Metadata-Version: 2.3
Name: illoominate
Version: 1.0.0
Classifier: Programming Language :: Rust
Classifier: Programming Language :: Python :: Implementation :: CPython
Classifier: Programming Language :: Python :: Implementation :: PyPy
Requires-Dist: pandas ==2.2.3
Requires-Dist: polars ==1.12.0
Requires-Dist: pyarrow ==18.0.0
Summary: A scalable library designed to compute data importance scores for interaction data in sequential kNN-based recommender systems.
Author-email: Barrie Kersbergen <kersbergenb@gmail.com>
Maintainer-email: Barrie Kersbergen <kersbergenb@gmail.com>
License: Apache-2.0
Requires-Python: >=3.10
Description-Content-Type: text/markdown; charset=UTF-8; variant=GFM

# Illoominate - Data Importance for Recommender Systems

[![DOI](https://img.shields.io/badge/DOI-10.1145%2F3705328.3748049-blue.svg)](https://doi.org/10.1145/3705328.3748049)
[![Python Version](https://img.shields.io/badge/python-3.10%2B-blue.svg)](https://www.python.org/downloads/)
[![License](https://img.shields.io/badge/license-Apache%202.0-green.svg)](https://opensource.org/licenses/Apache-2.0)
[![RecSys 2025](https://img.shields.io/badge/RecSys-2025-green.svg)](https://recsys.acm.org/recsys25/)
[![PyPI](https://img.shields.io/pypi/v/illoominate.svg)](https://pypi.org/project/illoominate/)
[![PyPI Downloads](https://img.shields.io/pypi/dm/illoominate.svg)](https://pypi.org/project/illoominate/)
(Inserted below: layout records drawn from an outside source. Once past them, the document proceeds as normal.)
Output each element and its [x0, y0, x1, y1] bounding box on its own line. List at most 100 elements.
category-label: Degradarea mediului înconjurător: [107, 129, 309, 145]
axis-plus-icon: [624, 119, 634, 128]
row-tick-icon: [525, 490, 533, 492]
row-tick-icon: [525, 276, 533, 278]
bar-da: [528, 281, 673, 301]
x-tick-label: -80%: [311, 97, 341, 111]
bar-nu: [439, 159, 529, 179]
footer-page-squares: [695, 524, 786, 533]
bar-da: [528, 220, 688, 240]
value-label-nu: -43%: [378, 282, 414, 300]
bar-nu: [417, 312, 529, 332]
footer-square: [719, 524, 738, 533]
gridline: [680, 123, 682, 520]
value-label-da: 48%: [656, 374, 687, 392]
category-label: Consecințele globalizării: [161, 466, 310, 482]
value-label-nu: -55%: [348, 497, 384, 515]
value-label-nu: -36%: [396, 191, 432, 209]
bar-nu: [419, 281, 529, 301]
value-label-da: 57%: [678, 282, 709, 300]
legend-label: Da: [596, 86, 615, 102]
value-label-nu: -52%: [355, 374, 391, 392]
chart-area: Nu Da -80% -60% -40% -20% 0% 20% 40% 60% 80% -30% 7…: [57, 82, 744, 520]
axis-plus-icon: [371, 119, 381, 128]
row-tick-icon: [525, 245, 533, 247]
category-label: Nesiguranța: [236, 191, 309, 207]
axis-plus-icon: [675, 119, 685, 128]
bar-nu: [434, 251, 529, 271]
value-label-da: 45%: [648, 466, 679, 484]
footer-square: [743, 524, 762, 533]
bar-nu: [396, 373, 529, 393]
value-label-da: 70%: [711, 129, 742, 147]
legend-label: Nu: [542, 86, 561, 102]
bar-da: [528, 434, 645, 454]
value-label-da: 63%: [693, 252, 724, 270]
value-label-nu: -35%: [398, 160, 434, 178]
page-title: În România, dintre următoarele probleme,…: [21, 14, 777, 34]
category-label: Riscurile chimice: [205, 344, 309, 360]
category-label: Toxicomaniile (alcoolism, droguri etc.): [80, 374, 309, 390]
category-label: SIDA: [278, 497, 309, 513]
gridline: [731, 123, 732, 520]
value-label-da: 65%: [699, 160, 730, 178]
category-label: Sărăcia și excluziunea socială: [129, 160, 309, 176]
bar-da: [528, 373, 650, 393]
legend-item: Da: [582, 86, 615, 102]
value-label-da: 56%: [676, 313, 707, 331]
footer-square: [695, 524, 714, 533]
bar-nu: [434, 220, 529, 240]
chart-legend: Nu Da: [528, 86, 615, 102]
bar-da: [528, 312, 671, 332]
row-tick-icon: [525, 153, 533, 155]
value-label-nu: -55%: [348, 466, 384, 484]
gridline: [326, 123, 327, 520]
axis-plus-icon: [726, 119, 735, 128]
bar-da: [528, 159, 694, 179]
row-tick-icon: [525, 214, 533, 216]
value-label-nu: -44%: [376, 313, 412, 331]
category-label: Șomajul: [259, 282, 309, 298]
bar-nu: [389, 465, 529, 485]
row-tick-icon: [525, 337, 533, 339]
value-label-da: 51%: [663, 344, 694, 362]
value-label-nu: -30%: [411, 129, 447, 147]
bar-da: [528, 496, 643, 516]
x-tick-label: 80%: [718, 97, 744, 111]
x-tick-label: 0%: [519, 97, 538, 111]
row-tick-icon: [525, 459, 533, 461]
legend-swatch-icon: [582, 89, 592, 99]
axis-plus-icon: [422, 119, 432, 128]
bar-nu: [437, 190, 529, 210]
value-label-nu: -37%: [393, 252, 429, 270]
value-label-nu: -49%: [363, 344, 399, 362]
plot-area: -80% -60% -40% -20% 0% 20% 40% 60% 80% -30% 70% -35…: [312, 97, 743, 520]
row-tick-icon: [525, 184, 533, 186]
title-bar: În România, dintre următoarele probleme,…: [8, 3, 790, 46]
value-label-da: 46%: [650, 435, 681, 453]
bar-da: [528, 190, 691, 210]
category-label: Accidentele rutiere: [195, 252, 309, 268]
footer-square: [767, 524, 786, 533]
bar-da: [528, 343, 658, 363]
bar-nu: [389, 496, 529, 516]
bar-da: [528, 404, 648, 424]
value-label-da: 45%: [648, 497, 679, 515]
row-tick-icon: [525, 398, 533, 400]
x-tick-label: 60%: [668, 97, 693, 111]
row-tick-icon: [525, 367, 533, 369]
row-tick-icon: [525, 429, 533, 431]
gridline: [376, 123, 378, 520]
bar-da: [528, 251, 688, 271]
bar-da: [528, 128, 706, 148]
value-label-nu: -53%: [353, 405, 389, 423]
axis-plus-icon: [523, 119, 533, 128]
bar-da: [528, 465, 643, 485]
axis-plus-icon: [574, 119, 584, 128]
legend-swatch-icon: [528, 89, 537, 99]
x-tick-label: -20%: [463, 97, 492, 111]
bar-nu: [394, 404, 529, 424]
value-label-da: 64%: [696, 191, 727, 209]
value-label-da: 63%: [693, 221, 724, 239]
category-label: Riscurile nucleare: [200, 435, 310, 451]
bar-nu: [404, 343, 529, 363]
<span style="font-variant: small-caps;">Illoominate</span> is a library that implements the KMC-Shapley algorithm for computing data importance scores in recommender systems. The KMC-Shapley algorithm leverages the sparsity and nearest-neighbor structure of sequential kNN-based recommendation models to efficiently compute Data Shapley values (DSV) and leave-one-out (LOO) scores. This algorithmic approach enables scalable data debugging and importance analysis for real-world datasets with millions of interactions in session-based and next-basket recommendation tasks.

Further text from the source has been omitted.